Environmental art took new meaning recently as art students at a Brazilian university trawled the ocean for their medium of choice – trash.
A group of students at the Rio de Janeiro Federal University combed the shores of the city’s Guanabara Bay for the material they needed, and it was much easier to find than it should have been. Tires, CDs, plastic bottles, doll parts, traffic cones, and metal wire culled from the shore became sculptures of octopi, dolphins, and other denizens of the ocean, now on display in on-campus art show, “The Sea’s Not Fit for Fish.” It took nothing more than a long walk on the beach to pick up the detritus they needed for the project.
In recent years, Guanabara Bay has seen mass fish die-offs and the loss of 90% of its dolphin population. Ill-kept garbage and sewage systems as well as contamination from the oil industry have left Rio’s waterway a veritable dumping ground.
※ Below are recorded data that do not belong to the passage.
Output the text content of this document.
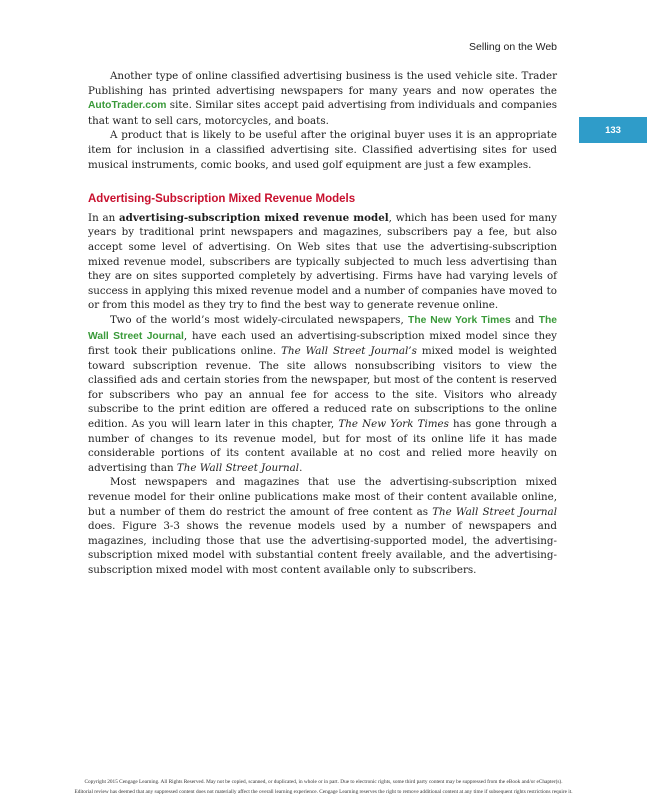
Selling on the Web
133

Another type of online classified advertising business is the used vehicle site. Trader Publishing has printed advertising newspapers for many years and now operates the AutoTrader.com site. Similar sites accept paid advertising from individuals and companies that want to sell cars, motorcycles, and boats.

A product that is likely to be useful after the original buyer uses it is an appropriate item for inclusion in a classified advertising site. Classified advertising sites for used musical instruments, comic books, and used golf equipment are just a few examples.

Advertising-Subscription Mixed Revenue Models

In an advertising-subscription mixed revenue model, which has been used for many years by traditional print newspapers and magazines, subscribers pay a fee, but also accept some level of advertising. On Web sites that use the advertising-subscription mixed revenue model, subscribers are typically subjected to much less advertising than they are on sites supported completely by advertising. Firms have had varying levels of success in applying this mixed revenue model and a number of companies have moved to or from this model as they try to find the best way to generate revenue online.

Two of the world’s most widely-circulated newspapers, The New York Times and The Wall Street Journal, have each used an advertising-subscription mixed model since they first took their publications online. The Wall Street Journal’s mixed model is weighted toward subscription revenue. The site allows nonsubscribing visitors to view the classified ads and certain stories from the newspaper, but most of the content is reserved for subscribers who pay an annual fee for access to the site. Visitors who already subscribe to the print edition are offered a reduced rate on subscriptions to the online edition. As you will learn later in this chapter, The New York Times has gone through a number of changes to its revenue model, but for most of its online life it has made considerable portions of its content available at no cost and relied more heavily on advertising than The Wall Street Journal.

Most newspapers and magazines that use the advertising-subscription mixed revenue model for their online publications make most of their content available online, but a number of them do restrict the amount of free content as The Wall Street Journal does. Figure 3-3 shows the revenue models used by a number of newspapers and magazines, including those that use the advertising-supported model, the advertising-subscription mixed model with substantial content freely available, and the advertising-subscription mixed model with most content available only to subscribers.

Copyright 2015 Cengage Learning. All Rights Reserved. May not be copied, scanned, or duplicated, in whole or in part. Due to electronic rights, some third party content may be suppressed from the eBook and/or eChapter(s).
Editorial review has deemed that any suppressed content does not materially affect the overall learning experience. Cengage Learning reserves the right to remove additional content at any time if subsequent rights restrictions require it.
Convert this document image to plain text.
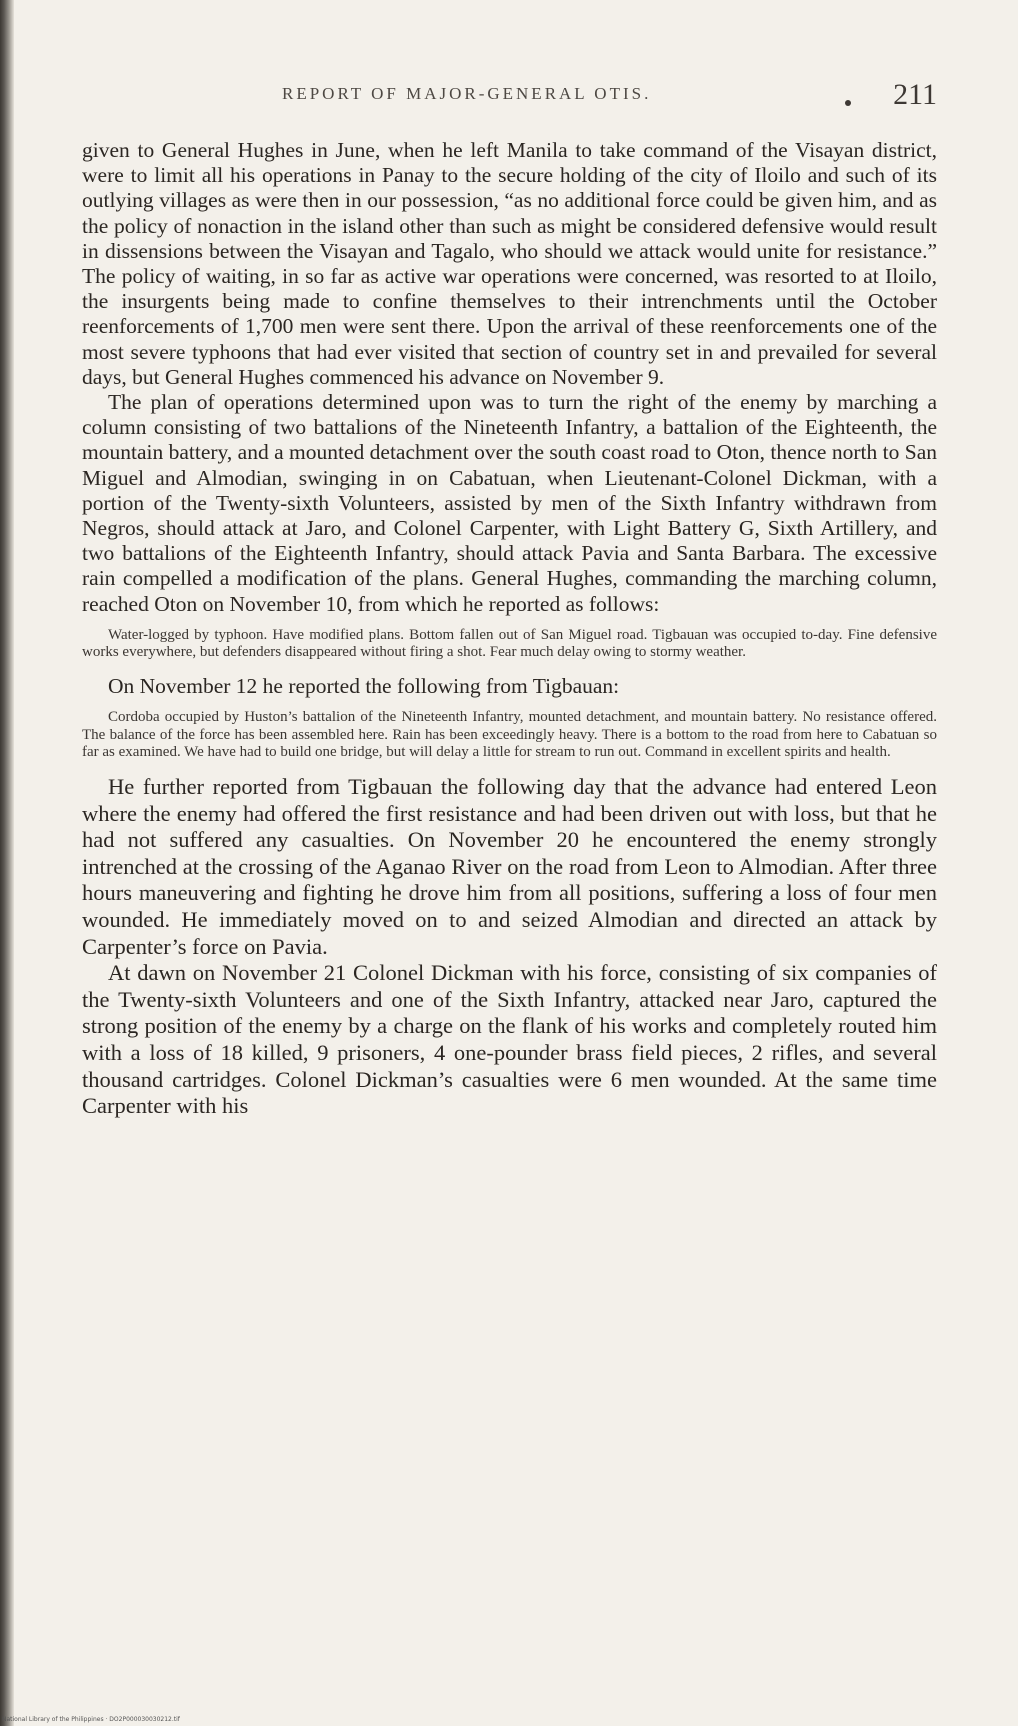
REPORT OF MAJOR-GENERAL OTIS.	211

given to General Hughes in June, when he left Manila to take command of the Visayan district, were to limit all his operations in Panay to the secure holding of the city of Iloilo and such of its outlying villages as were then in our possession, “as no additional force could be given him, and as the policy of nonaction in the island other than such as might be considered defensive would result in dissensions between the Visayan and Tagalo, who should we attack would unite for resistance.” The policy of waiting, in so far as active war operations were concerned, was resorted to at Iloilo, the insurgents being made to confine themselves to their intrenchments until the October reenforcements of 1,700 men were sent there. Upon the arrival of these reenforcements one of the most severe typhoons that had ever visited that section of country set in and prevailed for several days, but General Hughes commenced his advance on November 9.

The plan of operations determined upon was to turn the right of the enemy by marching a column consisting of two battalions of the Nineteenth Infantry, a battalion of the Eighteenth, the mountain battery, and a mounted detachment over the south coast road to Oton, thence north to San Miguel and Almodian, swinging in on Cabatuan, when Lieutenant-Colonel Dickman, with a portion of the Twenty-sixth Volunteers, assisted by men of the Sixth Infantry withdrawn from Negros, should attack at Jaro, and Colonel Carpenter, with Light Battery G, Sixth Artillery, and two battalions of the Eighteenth Infantry, should attack Pavia and Santa Barbara. The excessive rain compelled a modification of the plans. General Hughes, commanding the marching column, reached Oton on November 10, from which he reported as follows:

Water-logged by typhoon. Have modified plans. Bottom fallen out of San Miguel road. Tigbauan was occupied to-day. Fine defensive works everywhere, but defenders disappeared without firing a shot. Fear much delay owing to stormy weather.

On November 12 he reported the following from Tigbauan:

Cordoba occupied by Huston’s battalion of the Nineteenth Infantry, mounted detachment, and mountain battery. No resistance offered. The balance of the force has been assembled here. Rain has been exceedingly heavy. There is a bottom to the road from here to Cabatuan so far as examined. We have had to build one bridge, but will delay a little for stream to run out. Command in excellent spirits and health.

He further reported from Tigbauan the following day that the advance had entered Leon where the enemy had offered the first resistance and had been driven out with loss, but that he had not suffered any casualties. On November 20 he encountered the enemy strongly intrenched at the crossing of the Aganao River on the road from Leon to Almodian. After three hours maneuvering and fighting he drove him from all positions, suffering a loss of four men wounded. He immediately moved on to and seized Almodian and directed an attack by Carpenter’s force on Pavia.

At dawn on November 21 Colonel Dickman with his force, consisting of six companies of the Twenty-sixth Volunteers and one of the Sixth Infantry, attacked near Jaro, captured the strong position of the enemy by a charge on the flank of his works and completely routed him with a loss of 18 killed, 9 prisoners, 4 one-pounder brass field pieces, 2 rifles, and several thousand cartridges. Colonel Dickman’s casualties were 6 men wounded. At the same time Carpenter with his

National Library of the Philippines · DO2P000030030212.tif
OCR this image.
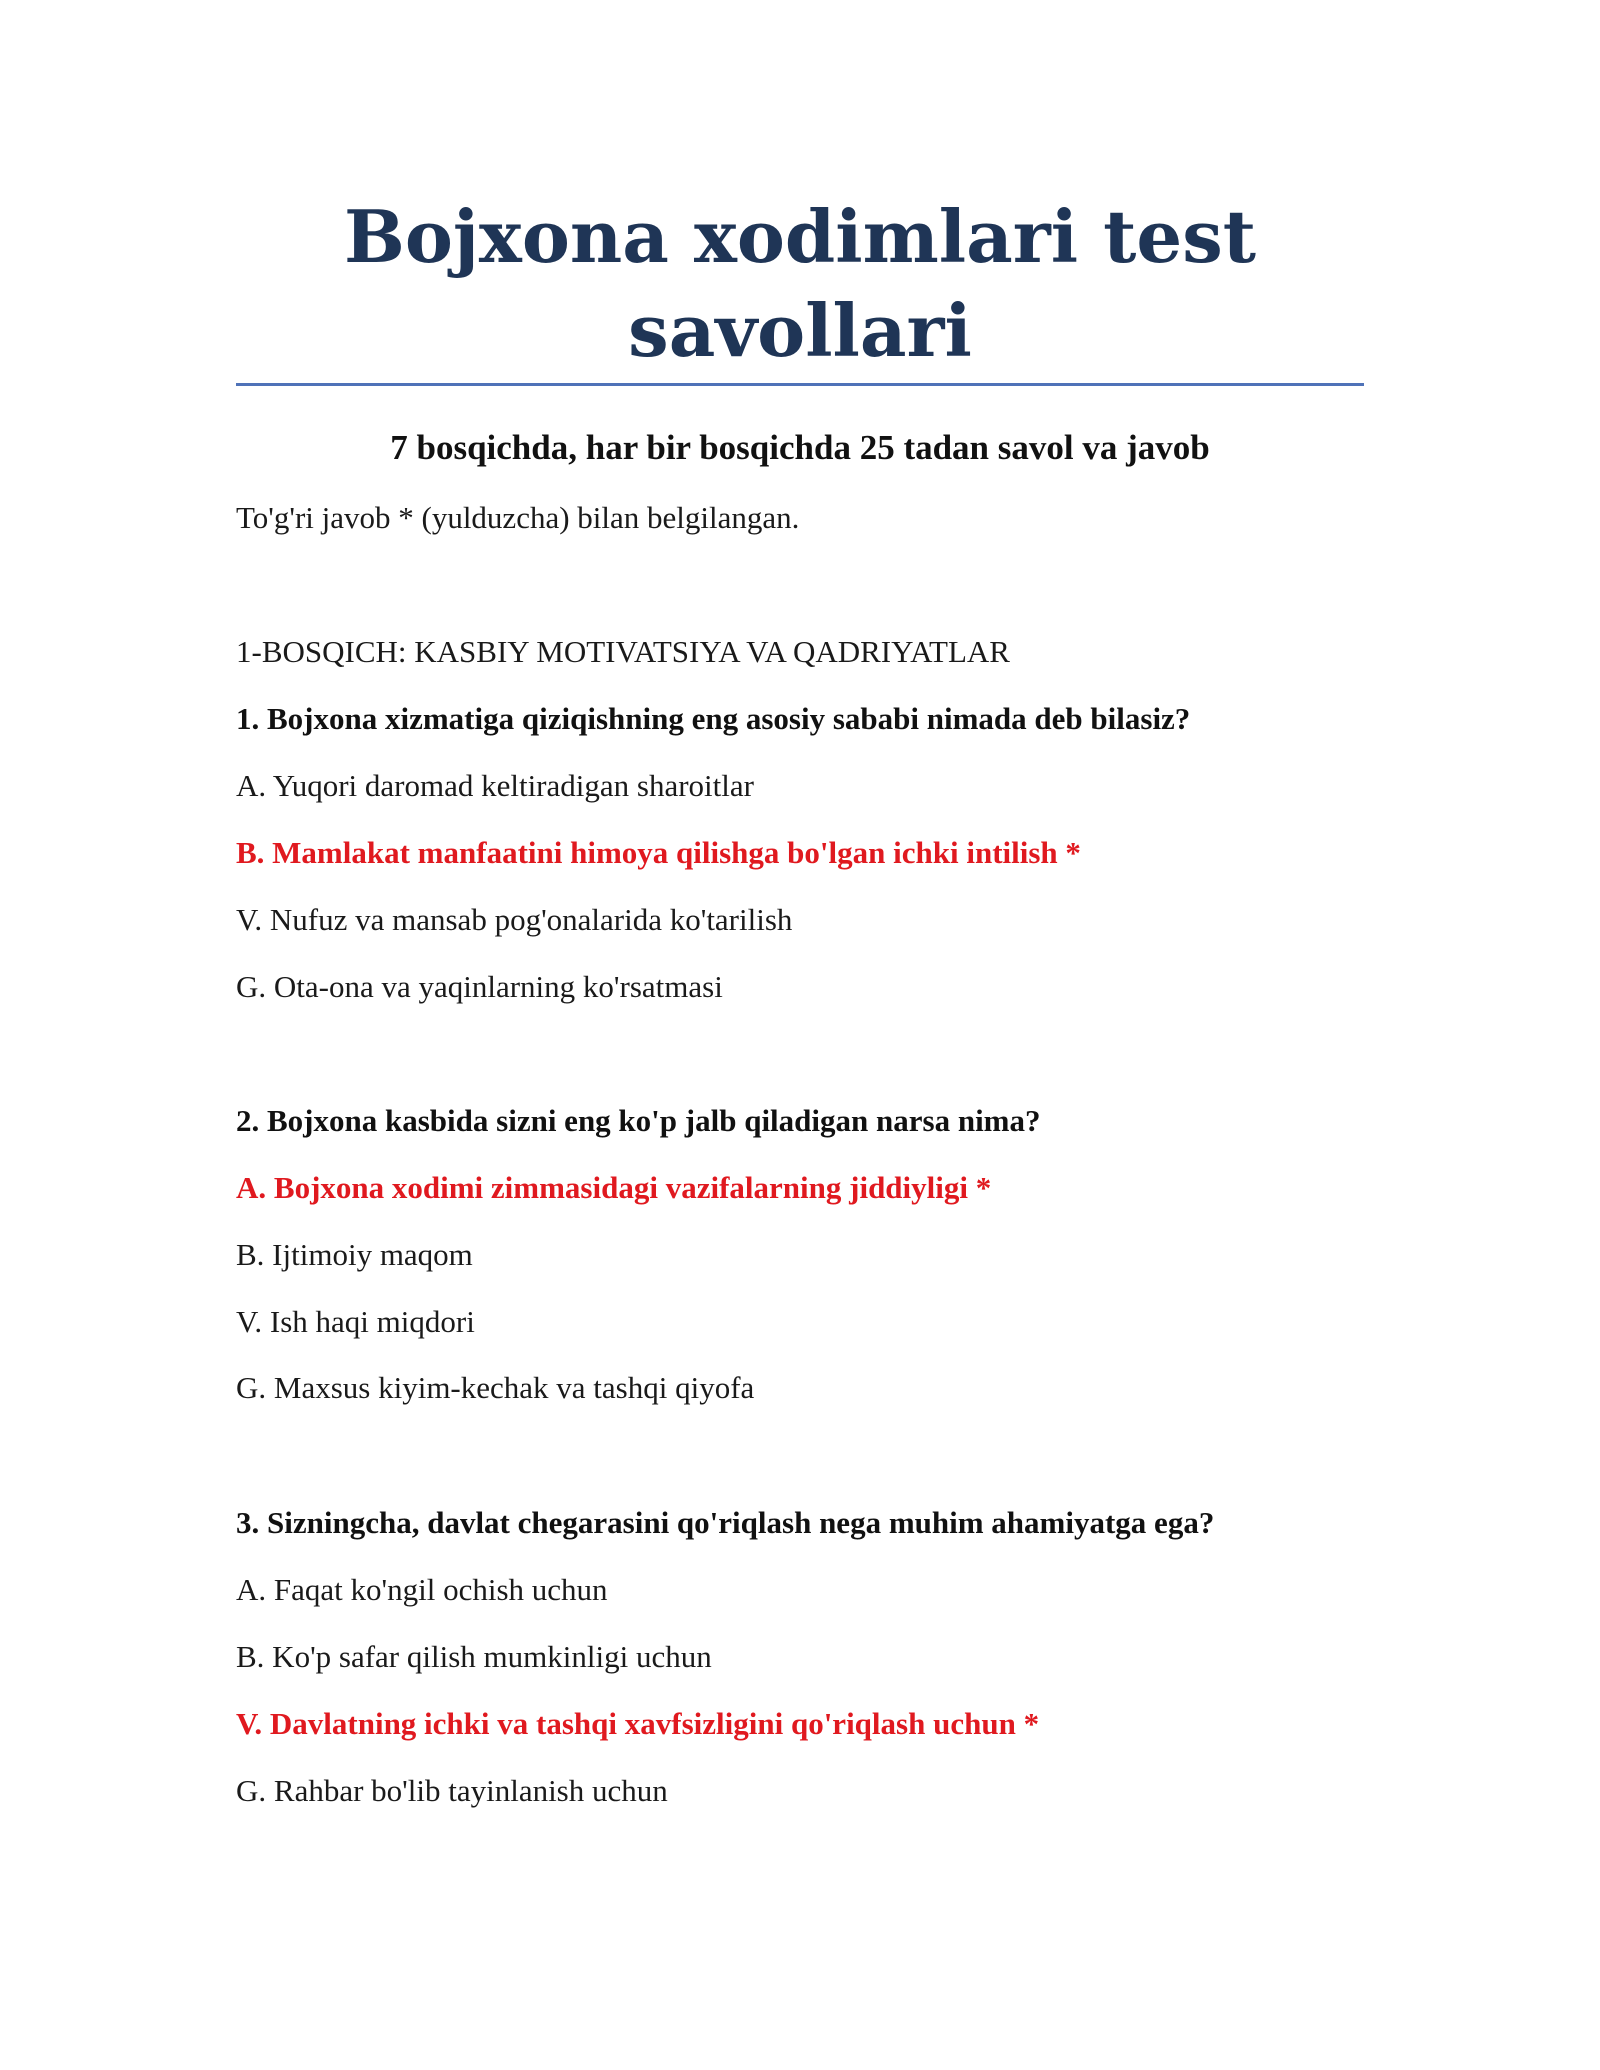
Bojxona xodimlari test savollari
7 bosqichda, har bir bosqichda 25 tadan savol va javob

To'g'ri javob * (yulduzcha) bilan belgilangan.

1-BOSQICH: KASBIY MOTIVATSIYA VA QADRIYATLAR

1. Bojxona xizmatiga qiziqishning eng asosiy sababi nimada deb bilasiz?

A. Yuqori daromad keltiradigan sharoitlar

B. Mamlakat manfaatini himoya qilishga bo'lgan ichki intilish *

V. Nufuz va mansab pog'onalarida ko'tarilish

G. Ota-ona va yaqinlarning ko'rsatmasi

2. Bojxona kasbida sizni eng ko'p jalb qiladigan narsa nima?

A. Bojxona xodimi zimmasidagi vazifalarning jiddiyligi *

B. Ijtimoiy maqom

V. Ish haqi miqdori

G. Maxsus kiyim-kechak va tashqi qiyofa

3. Sizningcha, davlat chegarasini qo'riqlash nega muhim ahamiyatga ega?

A. Faqat ko'ngil ochish uchun

B. Ko'p safar qilish mumkinligi uchun

V. Davlatning ichki va tashqi xavfsizligini qo'riqlash uchun *

G. Rahbar bo'lib tayinlanish uchun
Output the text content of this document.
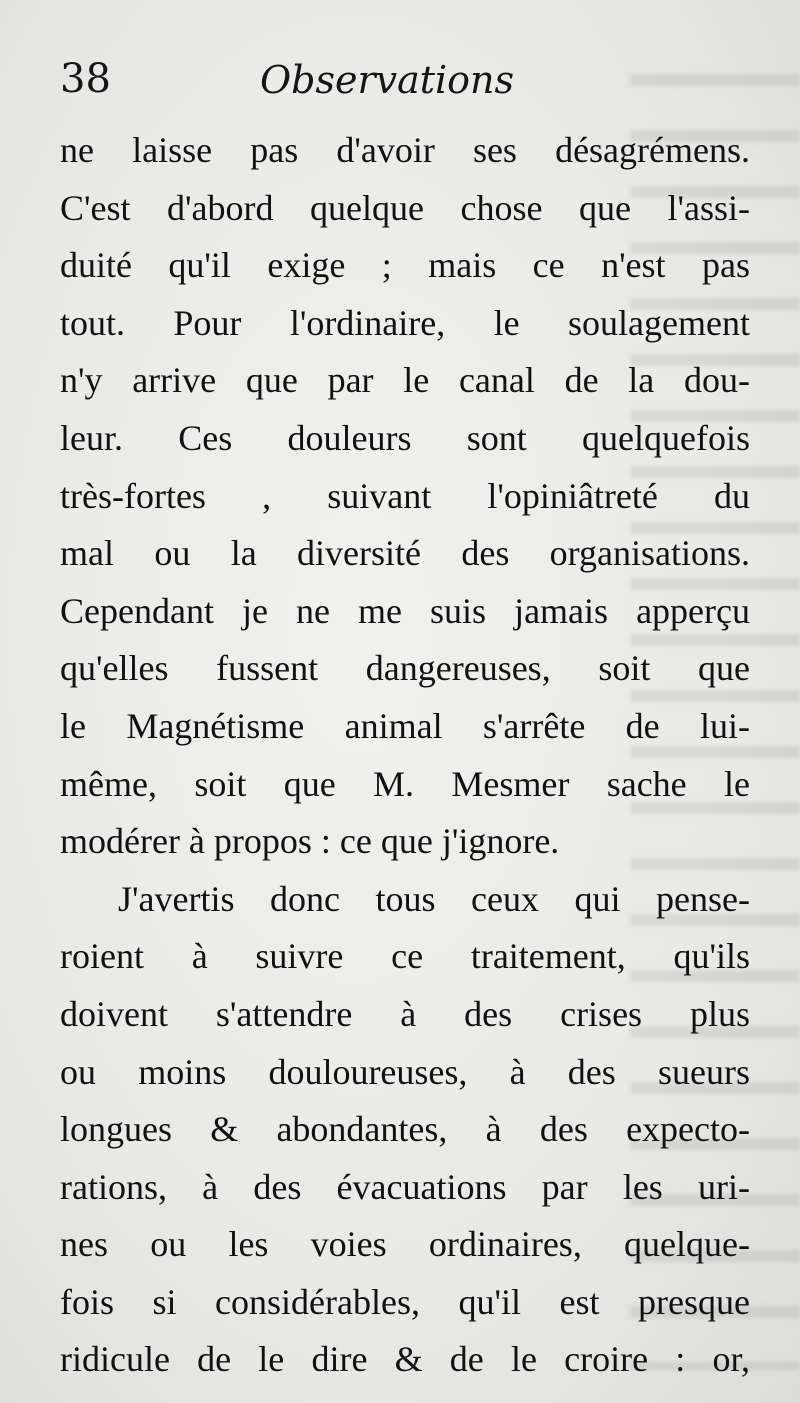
38	Observations
ne laisse pas d'avoir ses désagrémens.
C'est d'abord quelque chose que l'assi-
duité qu'il exige ; mais ce n'est pas
tout. Pour l'ordinaire, le soulagement
n'y arrive que par le canal de la dou-
leur. Ces douleurs sont quelquefois
très-fortes , suivant l'opiniâtreté du
mal ou la diversité des organisations.
Cependant je ne me suis jamais apperçu
qu'elles fussent dangereuses, soit que
le Magnétisme animal s'arrête de lui-
même, soit que M. Mesmer sache le
modérer à propos : ce que j'ignore.
J'avertis donc tous ceux qui pense-
roient à suivre ce traitement, qu'ils
doivent s'attendre à des crises plus
ou moins douloureuses, à des sueurs
longues & abondantes, à des expecto-
rations, à des évacuations par les uri-
nes ou les voies ordinaires, quelque-
fois si considérables, qu'il est presque
ridicule de le dire & de le croire : or,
Meanwhile, the bay is set to be the site of the Olympic sailing events in the upcoming 2016 games. The city’s attempt to ramp up the cleaning effort – now 20 years in the making – looks like it will fall short of next year’s games. But with any luck, the student art show will encourage every day people and government alike to do their part to clean up the bay. Yes, some sick Olympians would be bad, but won’t somebody think of the dolphins?